Similar to Adele, Madonna and Cher, Anna May is best known by her first name only. Think Ploughing and we automatically think Anna May. And it’s no wonder, as this will be her 67th Ploughing, having served as the National Ploughing Association’s secretary from 1952 until 1973 and since then as its managing director.

Sitting in the good room of her home outside Ballylinan, Co Laois, which is also home to the NPA offices, she tells me to ignore the chaos as the final preparations are made for this year’s event.

The octogenarian has seen a lot of change over that time, as she remembers how it has gone from having 25 exhibitors when she started to today becoming Europe’s largest outdoor trade exhibition. Last year, it hosted 1,700 exhibitors and almost 300,000 visitors over three days.

Good ploughing is great practice for farming

She, or the Ploughing, hasn’t moved far from where it was founded by JJ Bergin. She tells me how he was a good friend of her father’s and one day he asked could “the young lady give a hand out in the office”.

She told her father after the first few days that she wasn’t going down there any more as “he was a very old man”.

She said she “went down on the following Monday, down on the Tuesday and the rest is history”. When asked did she ever want to leave it since, she answers with an emphatic “no” and adds that she never envisaged it becoming as big as it is today.

What happened?

“It’s not necessarily that there was a plan. Honestly, everything was accidental, but we took everything on board when it was mentioned.”

She gives examples of the fashion show which was added in 1984, even though 31 men around the table said it’s a ploughing match we are running. But she was determined to “have something for the ladies”, as she puts it.

She says that livestock also happened accidently, after there were a few sheds in the host’s yard one year and someone suggested could “we not get a few cattle into the sheds”. The livestock was created out of that where up to 500 cattle are now shown.

Leadership

It’s a well-known fact that the Ploughing wouldn’t be as successful without the 600 or so volunteers that make it happen. I ask her how she gets people behind her. She stresses that people enjoy being involved with something that is a success. “It’s only for the three days,” she explains. “We hotel them, or get them some kind of digs”.

Believe and never doubt yourself

Last year we saw the real dedication of volunteers where they stayed in the site office all night, waiting for the rain to stop. Then from 4am they did tremendous work to make the Thursday of ploughing possible.

“I bring them along with me. I don’t talk down to them,” she says, adding “I delegate to them, I hear the reports, and if they want something they will come back to me.”

She believes everybody out there is better than herself. “I like working with people who are better than I am because they keep me going,” she explains. “I’m on a catch-up with them all the time, but if decisions need to be made, I am there.”

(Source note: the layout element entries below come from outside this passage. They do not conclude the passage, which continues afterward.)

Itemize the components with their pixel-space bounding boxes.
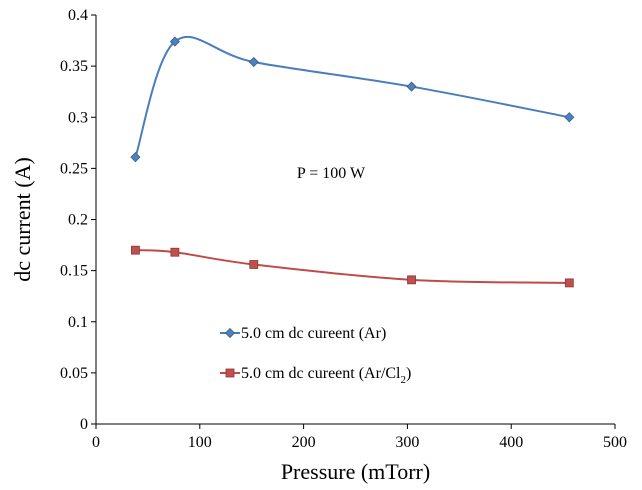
y-axis-title: dc current (A)	[10, 157, 35, 282]
legend-marker-ar	[224, 327, 236, 339]
data-point-diamond	[248, 56, 259, 68]
y-tick-label: 0.35	[60, 58, 88, 75]
y-tick-label: 0	[80, 416, 88, 433]
data-point-diamond	[564, 112, 575, 123]
data-point-square	[131, 245, 140, 255]
x-tick-label: 300	[395, 434, 419, 451]
data-point-diamond	[169, 36, 180, 47]
series-line	[134, 35, 570, 158]
y-tick-label: 0.15	[60, 263, 88, 280]
data-point-square	[249, 260, 259, 269]
legend-label-ar-cl2-tail: )	[406, 365, 411, 382]
y-tick-label: 0.2	[68, 212, 88, 229]
x-axis-ticks: 0 100 200 300 400 500	[92, 424, 627, 451]
x-tick-label: 0	[92, 434, 100, 451]
x-tick-label: 200	[292, 434, 316, 451]
legend-item-ar: 5.0 cm dc cureent (Ar)	[220, 325, 386, 342]
y-tick-label: 0.05	[60, 365, 88, 382]
x-tick-label: 100	[188, 434, 212, 451]
data-point-diamond	[406, 81, 417, 92]
legend-label-ar: 5.0 cm dc cureent (Ar)	[241, 325, 386, 342]
series-line	[135, 249, 570, 284]
data-point-square	[407, 275, 416, 285]
legend-item-ar-cl2: 5.0 cm dc cureent (Ar/Cl2)	[220, 365, 411, 386]
data-point-square	[170, 247, 180, 257]
legend-label-ar-cl2-sub: 2	[401, 374, 407, 386]
power-annotation: P = 100 W	[297, 165, 366, 182]
series-1	[131, 245, 574, 288]
x-axis-title: Pressure (mTorr)	[281, 459, 430, 484]
data-point-diamond	[130, 152, 141, 163]
y-axis-ticks: 0 0.05 0.1 0.15 0.2 0.25 0.3 0.35 0.4	[60, 7, 96, 433]
y-tick-label: 0.4	[68, 7, 88, 24]
series-layer	[130, 35, 575, 288]
y-tick-label: 0.3	[68, 109, 88, 126]
legend-label-ar-cl2: 5.0 cm dc cureent (Ar/Cl2)	[241, 365, 411, 386]
y-tick-label: 0.25	[60, 160, 88, 177]
x-tick-label: 400	[499, 434, 523, 451]
data-point-square	[564, 278, 574, 288]
y-tick-label: 0.1	[68, 314, 88, 331]
legend-label-ar-cl2-main: 5.0 cm dc cureent (Ar/Cl	[241, 365, 401, 382]
x-tick-label: 500	[603, 434, 627, 451]
legend: 5.0 cm dc cureent (Ar) 5.0 cm dc cureent…	[220, 325, 411, 386]
legend-marker-ar-cl2	[225, 368, 235, 378]
plot-area: 0 100 200 300 400 500 00.050.10.150.20.250.30…	[60, 7, 627, 451]
series-0	[130, 35, 575, 163]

The impressive thing is that none of this was learned in a business school. Having completed a short-hand typing course and book-keeping after national school, she describes it as “you can have all the letters after your name from your elbow to your fingertips, but if you don’t have common sense you won’t succeed”.

When asked what advice she would give her younger self, she said it had to be to give herself a rest.

“I don’t switch off, I never take a holiday, but I worry too,” she says, adding that “it is a big responsibility”.

However, her advice to young people would be to never underestimate your own ability. “Believe and never doubt yourself,” she adds. “I got that push from JJ Bergin. I misspelled words but I learned.”

Even though she never competed in the Ploughing herself, her happiest memory is when Ireland won the World Ploughing for the first time in 1964.

She says the event can never let the word ploughing go out of it. She believes it is important to also promote and retain the skill of ploughing. “Good ploughing is great practice for farming,” she adds.

Finances

In 1931, the first Ploughing took place and the running cost was £9, three shillings and five pence. Last year, the cost was more than €5m. But it lost €80,000 last year where “Wednesday was a million euro shower,” she says. But she explains that it hadn’t lost money for many years and it is always the intention to have funds to be able to meet years like that.

Plans for the future

Anna May explains that she doesn’t want to see it become bigger, but wants to make it better. She says moving to a permanent site would make it easier for them, but she does not see this happening in her time.

At 83, Anna May has no intention of retiring. “I would miss the association too much,” she says. “I love opening the office door every morning and starting work early.”

She concludes: “For me, the Ploughing is breakfast, dinner and tea.”